Разблокировав протофон, девушка написала Ливерию. Затем ещё раз и ещё. Когда прошло более получаса, а ответа всё не было, Нина решила позвонить. Ей было всё равно, сколько это будет стоить — об этом она не думала, когда один за другим капали гудки.
Звонили в Карпейском Каэльтстве нечасто — из-за дороговизны связи. Мгновенной последняя никогда не была. Сетевых мощностей обычно хватало только на обмен текстовыми сообщениями, а взаимодействия с фотографиями и видеоматериалами из-за ограничения скорости требовали некоторое время на загрузку.
— Нина? — Из-за шума воды голос Евгения едва пробивался. — Ты чего звонишь?
— Мне кажется, — взволнованно начала та, поглядывая на качающийся корабль, — или я и вправду вижу твой теплоход?
Связь перманентно ухудшалась.
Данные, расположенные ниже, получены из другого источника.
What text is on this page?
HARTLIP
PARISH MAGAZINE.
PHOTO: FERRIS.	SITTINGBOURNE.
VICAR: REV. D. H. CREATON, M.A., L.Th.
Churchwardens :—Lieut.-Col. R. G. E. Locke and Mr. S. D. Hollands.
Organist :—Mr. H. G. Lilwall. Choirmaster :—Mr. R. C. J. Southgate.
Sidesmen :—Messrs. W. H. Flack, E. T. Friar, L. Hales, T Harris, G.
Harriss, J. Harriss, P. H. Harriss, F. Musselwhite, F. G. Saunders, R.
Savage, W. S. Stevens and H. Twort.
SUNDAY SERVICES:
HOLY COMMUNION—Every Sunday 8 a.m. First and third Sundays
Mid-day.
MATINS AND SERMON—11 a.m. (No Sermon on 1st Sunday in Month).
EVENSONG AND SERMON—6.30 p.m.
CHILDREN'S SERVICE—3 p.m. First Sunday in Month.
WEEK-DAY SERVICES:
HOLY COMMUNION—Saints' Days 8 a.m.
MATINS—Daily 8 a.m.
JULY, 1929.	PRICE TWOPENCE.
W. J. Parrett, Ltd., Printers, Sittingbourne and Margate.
Динамики разрывались хрипами и бьющим по микрофону ветром. Нина поморщилась, когда посторонние шумы сорвались на душераздирающий писк.
— Не кажется, — донёсся ответ. — Ты что, ещё не уехала?
— Нет. Я это… Я пыталась записаться на Нисхождение. Не взяли… А эвакуационный автобус… Я боюсь на нём ехать.